Estimation of high-resolution near-surface freeze/thaw state by the integration of microwave and thermal infrared remote sensing data on the Tibetan Plateau

The objective of this study is to investigate how the complementarity between microwave and thermal infrared remote sensing can be exploited for a high-resolution near-surface freeze/thaw state estimation. The basic idea is to establish a feasible relationship between the microwave-derived freeze/thaw state and thermal infrared observations. A quantitative freeze/thaw index from microwave observations at 18.7 and 36.5 GHz is innovatively defined and is assumed to be linearly correlated with land surface temperature from thermal infrared observations. Thus, a linear regression method is proposed and verified to be effective over a multiscale network of Naqu of the Tibetan Plateau.

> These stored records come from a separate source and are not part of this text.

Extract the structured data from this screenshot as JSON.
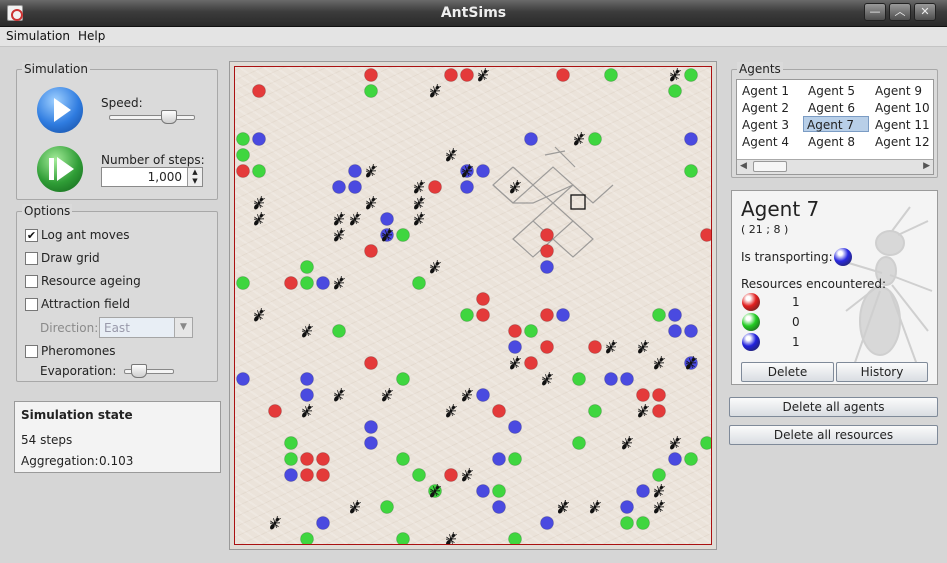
{
  "window": {
    "title": "AntSims"
  },
  "menu": {
    "items": [
      "Simulation",
      "Help"
    ]
  },
  "simulation_panel": {
    "title": "Simulation",
    "speed_label": "Speed:",
    "speed_level": 0.7,
    "steps_label": "Number of steps:",
    "steps_value": "1,000"
  },
  "options": {
    "title": "Options",
    "log_ant_moves": {
      "label": "Log ant moves",
      "checked": true
    },
    "draw_grid": {
      "label": "Draw grid",
      "checked": false
    },
    "resource_ageing": {
      "label": "Resource ageing",
      "checked": false
    },
    "attraction_field": {
      "label": "Attraction field",
      "checked": false
    },
    "direction_label": "Direction:",
    "direction_value": "East",
    "pheromones": {
      "label": "Pheromones",
      "checked": false
    },
    "evaporation_label": "Evaporation:",
    "evaporation_level": 0.3
  },
  "state": {
    "title": "Simulation state",
    "steps": "54 steps",
    "aggregation_label": "Aggregation:",
    "aggregation_value": "0.103"
  },
  "agents": {
    "title": "Agents",
    "list": [
      "Agent 1",
      "Agent 2",
      "Agent 3",
      "Agent 4",
      "Agent 5",
      "Agent 6",
      "Agent 7",
      "Agent 8",
      "Agent 9",
      "Agent 10",
      "Agent 11",
      "Agent 12"
    ],
    "selected": "Agent 7"
  },
  "agent_detail": {
    "name": "Agent 7",
    "coords": "( 21 ; 8 )",
    "transporting_label": "Is transporting:",
    "transporting_color": "#2a2ae0",
    "resources_label": "Resources encountered:",
    "resources": [
      {
        "color": "#e22020",
        "count": "1"
      },
      {
        "color": "#22cc22",
        "count": "0"
      },
      {
        "color": "#2222dd",
        "count": "1"
      }
    ],
    "delete_label": "Delete",
    "history_label": "History"
  },
  "buttons": {
    "delete_all_agents": "Delete all agents",
    "delete_all_resources": "Delete all resources"
  },
  "colors": {
    "red": "#e43a3a",
    "green": "#3fd63f",
    "blue": "#4a4ae0",
    "border": "#a11111"
  }
}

In order to demonstrate the potentiality of the proposed method, it is implemented in the entire Tibetan Plateau. It is found that the linear relationship is quite reliable for most areas and can obtain a high-resolution near-surface soil freeze/thaw state with integrated information from microwave and thermal infrared remote sensing. The validation of the high-resolution freeze/thaw state against soil temperature measured at active layer monitoring sites along the Qinghai-Tibet Highway illustrates a moderate accuracy over a decade scale. This study provides new insights for high-resolution freeze/thaw mapping beyond the Soil Moisture Active Passive mission.